La morale à l’école


Fabien Trécourt (le Monde des religions) – publié le 06/12/2012

Le ministre de l’Education nationale a déclaré qu’il faudrait encore du temps pour définir les programmes de morale laïque à l’école. Pour cause, cela n’a rien d’évident.


Le ministre de l’Education Vincent Peillon, en visite dans un lycée de Lille, le 14 novembre dernier © Baziz Chibane / SIPA

Les cours de morale laïque attendront. Le ministre de l’Education, Vincent Peillon, qui souhaite les rétablir dès la sixième, a récemment annoncé que cela ne se fera « pas avant la rentrée 2015 », les programmes n’étant pas définis. Agrégé de philosophie — auteur d’une thèse sur Merleau-Ponty —, il assurait pourtant qu’il n’y avait rien de plus simple à définir qu’une morale laïque : « C’est comprendre ce qui est juste, distinguer le bien du mal, c’est aussi des devoirs autant que des droits, des vertus, et surtout des valeurs », déclarait-il au Journal du dimanche. Tout le monde est d’accord sur les grands principes, ajoutait-il à l’envi.

Ça n’est pourtant pas si simple. « Il existe plusieurs morales laïques concurrentes », alerte le philosophe Ruwen Ogien : jouir sans entrave ou revendiquer un droit à la paresse en sont des exemples. « J’aimerais bien voir la tête de Vincent Peillon si on les enseignait à l’école ! » Pour Alain Finkielkraut, au contraire, une morale laïque s’appuie sur des principes absolus, qui valent en toutes circonstances. « C’est ce que l’écrivain George Orwell appelle la common decency« , avance-t-il, la « décence ordinaire ». « Il y a des choses qui ne se font pas », dit-il. Et Albert Camus, dans la même veine, médite cette phrase magnifique de son père : « Un homme, ça s’empêche. »

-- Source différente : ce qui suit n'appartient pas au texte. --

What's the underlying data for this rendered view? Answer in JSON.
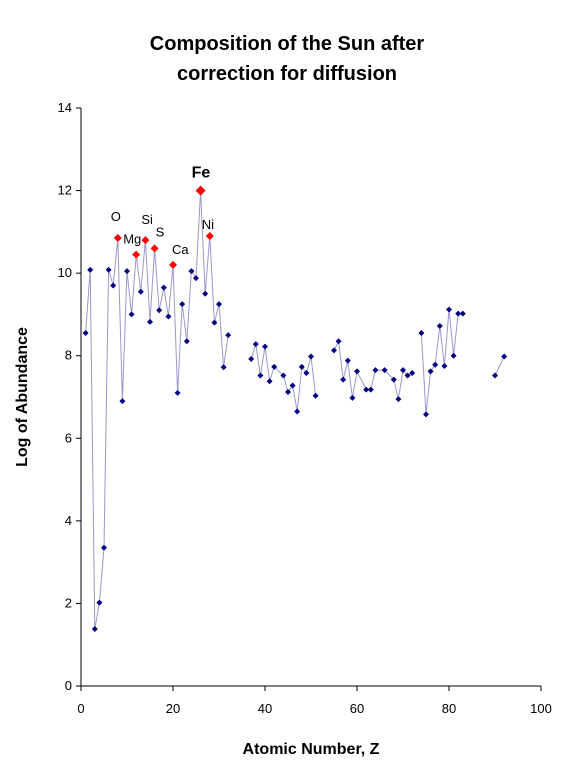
{
  "chart_data": {
    "type": "scatter",
    "title_lines": [
      "Composition of the Sun after",
      "correction for diffusion"
    ],
    "xlabel": "Atomic Number, Z",
    "ylabel": "Log of Abundance",
    "xlim": [
      0,
      100
    ],
    "ylim": [
      0,
      14
    ],
    "xticks": [
      0,
      20,
      40,
      60,
      80,
      100
    ],
    "yticks": [
      0,
      2,
      4,
      6,
      8,
      10,
      12,
      14
    ],
    "grid": false,
    "legend": "none",
    "line_color": "#9999cc",
    "marker_color": "#000080",
    "highlight_color": "#ff0000",
    "segments": [
      [
        [
          1,
          8.55
        ],
        [
          2,
          10.08
        ],
        [
          3,
          1.38
        ],
        [
          4,
          2.02
        ],
        [
          5,
          3.35
        ],
        [
          6,
          10.08
        ],
        [
          7,
          9.7
        ],
        [
          8,
          10.85
        ],
        [
          9,
          6.9
        ],
        [
          10,
          10.05
        ],
        [
          11,
          9.0
        ],
        [
          12,
          10.45
        ],
        [
          13,
          9.55
        ],
        [
          14,
          10.8
        ],
        [
          15,
          8.82
        ],
        [
          16,
          10.6
        ],
        [
          17,
          9.1
        ],
        [
          18,
          9.65
        ],
        [
          19,
          8.95
        ],
        [
          20,
          10.2
        ],
        [
          21,
          7.1
        ],
        [
          22,
          9.25
        ],
        [
          23,
          8.35
        ],
        [
          24,
          10.05
        ],
        [
          25,
          9.88
        ],
        [
          26,
          12.0
        ],
        [
          27,
          9.5
        ],
        [
          28,
          10.9
        ],
        [
          29,
          8.8
        ],
        [
          30,
          9.25
        ],
        [
          31,
          7.72
        ],
        [
          32,
          8.5
        ]
      ],
      [
        [
          37,
          7.92
        ],
        [
          38,
          8.28
        ],
        [
          39,
          7.52
        ],
        [
          40,
          8.22
        ],
        [
          41,
          7.38
        ],
        [
          42,
          7.73
        ],
        [
          44,
          7.52
        ],
        [
          45,
          7.12
        ],
        [
          46,
          7.28
        ],
        [
          47,
          6.65
        ],
        [
          48,
          7.73
        ],
        [
          49,
          7.58
        ],
        [
          50,
          7.98
        ],
        [
          51,
          7.03
        ]
      ],
      [
        [
          55,
          8.13
        ],
        [
          56,
          8.35
        ],
        [
          57,
          7.42
        ],
        [
          58,
          7.88
        ],
        [
          59,
          6.98
        ],
        [
          60,
          7.62
        ],
        [
          62,
          7.18
        ],
        [
          63,
          7.18
        ],
        [
          64,
          7.65
        ],
        [
          66,
          7.65
        ],
        [
          68,
          7.42
        ],
        [
          69,
          6.95
        ],
        [
          70,
          7.65
        ],
        [
          71,
          7.52
        ],
        [
          72,
          7.58
        ]
      ],
      [
        [
          74,
          8.55
        ],
        [
          75,
          6.58
        ],
        [
          76,
          7.62
        ],
        [
          77,
          7.78
        ],
        [
          78,
          8.72
        ],
        [
          79,
          7.75
        ],
        [
          80,
          9.12
        ],
        [
          81,
          8.0
        ],
        [
          82,
          9.02
        ],
        [
          83,
          9.02
        ]
      ],
      [
        [
          90,
          7.52
        ],
        [
          92,
          7.98
        ]
      ]
    ],
    "highlights": [
      {
        "label": "O",
        "x": 8,
        "y": 10.85
      },
      {
        "label": "Mg",
        "x": 12,
        "y": 10.45
      },
      {
        "label": "Si",
        "x": 14,
        "y": 10.8
      },
      {
        "label": "S",
        "x": 16,
        "y": 10.6
      },
      {
        "label": "Ca",
        "x": 20,
        "y": 10.2
      },
      {
        "label": "Fe",
        "x": 26,
        "y": 12.0
      },
      {
        "label": "Ni",
        "x": 28,
        "y": 10.9
      }
    ]
  }
}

Le fait qu’il y ait débat semble donner raison aux critiques des cours de morale : si ces valeurs allaient de soi, si elles étaient si évidentes, pourquoi y aurait-il tant de désaccords et de disputes ? Comme le montre le dossier du quotidien La Croix, beaucoup d’enseignants et d’intellectuels redoutent un programme orienté idéologiquement, y compris lorsqu’ils sont favorables à ces cours de morale… Une solution de compromis est avancée dans Philosophe magazine : enseigner la philosophie bien avant la classe de terminale, pour sensibiliser les élèves aux problèmes moraux tout en respectant leur liberté de conscience. D’ailleurs, près de trois cents lycées ont expérimenté la philosophie à partir de la seconde, l’année dernière, et beaucoup en redemandent.